Aside from policy, the Clintonites guided the administration’s priorities, especially on economic fronts.
Other than the officially powerless Council of Economic Advisers, once anchored by Christina Romer and Austan Goolsbee, almost all of Obama’s economic aides, from Tim Geithner and Larry Summers to Gene Sperling and Jack Lew, were Clintonites; more specifically, Rubinites — proteges of former Clinton Treasury Secretary Robert Rubin. So many Rubinites joined Obama’s team that The New York Times called it “a virtual Rubin constellation.”

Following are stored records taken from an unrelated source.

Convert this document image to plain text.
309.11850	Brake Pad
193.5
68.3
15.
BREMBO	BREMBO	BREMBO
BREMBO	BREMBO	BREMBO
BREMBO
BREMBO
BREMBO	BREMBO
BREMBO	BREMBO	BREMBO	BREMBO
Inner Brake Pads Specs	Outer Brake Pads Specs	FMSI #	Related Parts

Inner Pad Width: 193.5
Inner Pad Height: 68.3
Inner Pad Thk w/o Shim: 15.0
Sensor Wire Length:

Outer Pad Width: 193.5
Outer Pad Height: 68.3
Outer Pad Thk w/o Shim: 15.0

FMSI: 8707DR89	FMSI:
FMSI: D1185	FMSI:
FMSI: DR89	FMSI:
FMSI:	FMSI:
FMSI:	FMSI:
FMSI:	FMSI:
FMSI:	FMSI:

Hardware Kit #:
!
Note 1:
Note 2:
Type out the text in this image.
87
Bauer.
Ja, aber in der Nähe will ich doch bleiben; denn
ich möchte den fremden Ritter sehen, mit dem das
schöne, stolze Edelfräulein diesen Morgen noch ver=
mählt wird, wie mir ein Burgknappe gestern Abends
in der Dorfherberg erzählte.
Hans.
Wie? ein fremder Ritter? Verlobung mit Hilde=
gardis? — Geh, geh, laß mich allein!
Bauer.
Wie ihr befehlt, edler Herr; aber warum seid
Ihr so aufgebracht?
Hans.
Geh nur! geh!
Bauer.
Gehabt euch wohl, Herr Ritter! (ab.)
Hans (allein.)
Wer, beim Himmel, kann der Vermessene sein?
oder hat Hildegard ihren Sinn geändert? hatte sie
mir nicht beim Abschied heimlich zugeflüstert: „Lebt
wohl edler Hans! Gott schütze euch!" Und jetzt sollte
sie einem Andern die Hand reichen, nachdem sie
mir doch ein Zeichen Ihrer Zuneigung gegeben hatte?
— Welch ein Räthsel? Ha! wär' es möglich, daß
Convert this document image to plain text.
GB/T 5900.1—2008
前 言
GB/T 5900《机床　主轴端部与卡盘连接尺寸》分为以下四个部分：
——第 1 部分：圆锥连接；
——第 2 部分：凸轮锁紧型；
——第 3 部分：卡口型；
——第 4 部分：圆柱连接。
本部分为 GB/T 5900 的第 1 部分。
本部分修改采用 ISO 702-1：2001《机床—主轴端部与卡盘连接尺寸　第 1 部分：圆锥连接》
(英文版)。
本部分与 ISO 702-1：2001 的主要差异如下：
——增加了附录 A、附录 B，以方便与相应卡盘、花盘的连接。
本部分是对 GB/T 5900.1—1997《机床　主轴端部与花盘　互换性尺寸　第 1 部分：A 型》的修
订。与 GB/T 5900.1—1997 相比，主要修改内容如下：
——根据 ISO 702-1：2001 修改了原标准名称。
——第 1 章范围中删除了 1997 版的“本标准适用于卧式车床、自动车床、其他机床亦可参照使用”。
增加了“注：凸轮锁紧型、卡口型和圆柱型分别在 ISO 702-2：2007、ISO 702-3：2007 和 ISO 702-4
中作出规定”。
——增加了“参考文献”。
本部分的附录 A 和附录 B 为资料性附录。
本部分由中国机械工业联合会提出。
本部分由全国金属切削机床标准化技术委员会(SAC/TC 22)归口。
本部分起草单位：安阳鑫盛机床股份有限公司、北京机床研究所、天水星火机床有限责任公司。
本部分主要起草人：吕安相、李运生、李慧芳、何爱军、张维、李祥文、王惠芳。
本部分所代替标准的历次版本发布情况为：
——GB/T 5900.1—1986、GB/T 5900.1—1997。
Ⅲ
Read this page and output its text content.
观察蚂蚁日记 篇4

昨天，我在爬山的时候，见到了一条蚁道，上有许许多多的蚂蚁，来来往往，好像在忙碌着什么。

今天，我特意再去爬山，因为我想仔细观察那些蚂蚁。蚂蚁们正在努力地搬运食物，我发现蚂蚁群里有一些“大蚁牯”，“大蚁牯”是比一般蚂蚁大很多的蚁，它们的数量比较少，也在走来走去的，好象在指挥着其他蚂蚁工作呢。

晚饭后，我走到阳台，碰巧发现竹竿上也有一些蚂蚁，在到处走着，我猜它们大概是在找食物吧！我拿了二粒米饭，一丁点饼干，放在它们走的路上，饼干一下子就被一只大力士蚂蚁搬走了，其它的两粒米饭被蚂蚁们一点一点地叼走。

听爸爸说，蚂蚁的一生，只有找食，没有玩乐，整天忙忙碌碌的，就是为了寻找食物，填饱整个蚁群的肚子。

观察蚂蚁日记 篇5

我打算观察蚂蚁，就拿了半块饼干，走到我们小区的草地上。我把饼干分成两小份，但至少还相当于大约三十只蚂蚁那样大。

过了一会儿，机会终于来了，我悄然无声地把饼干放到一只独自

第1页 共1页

Michael Grunwald’s excellent book about the Recovery Act, The New New Deal, relays a telling story. At an early meeting of the economic policy team for the Obama transition, the Center for Budget and Policy Priorities founder Robert Greenstein, the only member of the economic team who didn’t serve in the Clinton White House, “endured some ribbing because his PowerPoint slides weren’t formatted like everyone else’s.” Reunion groupthink can cause more than just PowerPoint presentations to look identical, though.
Grunwald quotes a participant in the transition economic meetings talking about the differences between 1993, when Clinton took office, and 2008, while the economy collapsed. Clinton focused on deficit reduction, but Obama’s immediate focus would have to be stimulus. “Every single person in that room agreed that in the long term, you had to get the deficit under control,” Grunwald quotes an anonymous source saying, “but every single person agreed that first there had to be a huge stimulus package.”
Every single one of the administration’s early economic advisors – many of whom went on to key posts within the administration – agreed that, even in the face of the worst economic catastrophe in decades, deficit reduction was a priority. Hearing that advice from a unified group of wise men (and they were mostly men), no doubt caused even the outsider president to give outsized weight to the insider ideas.
After four years in government, many Clintonites are still in place. Geithner is gone, replaced by Jack Lew. Summers is gone, too, replaced by Gene Sperling. Thomas Perez, the Labor Secretary nominee, Ernest Moniz, Energy Secretary nominee, and Sylvia Matthews Burwell, incoming budget director, all worked for Clinton.
But there will be some reunion crashers in Obama’s second term. Dennis McDonough, the new White House Chief of Staff, got his start in the Senate, working in Tom Daschle’s office. With McDonough calling the shots, it’s possible that the new rhetorical strategy could turn into a legislative strategy.
Also new to the team are Interior Secretary nominee Sally Jewell, formerly CEO of outdoor company REI, and Gina McCarthy, Obama’s nominee to lead the EPA. As the heads of the Interior Department and EPA, Jewell and McCarthy will help guide the administration’s ambitious clean energy goals. With Obama’s recent focus on climate change, those women could be the most important new members of the Cabinet.
It remains to be seen whether the reunion crashers can take control of the party. But Obama and his administration need to stop living in the past if they want to make the bold change the President promised.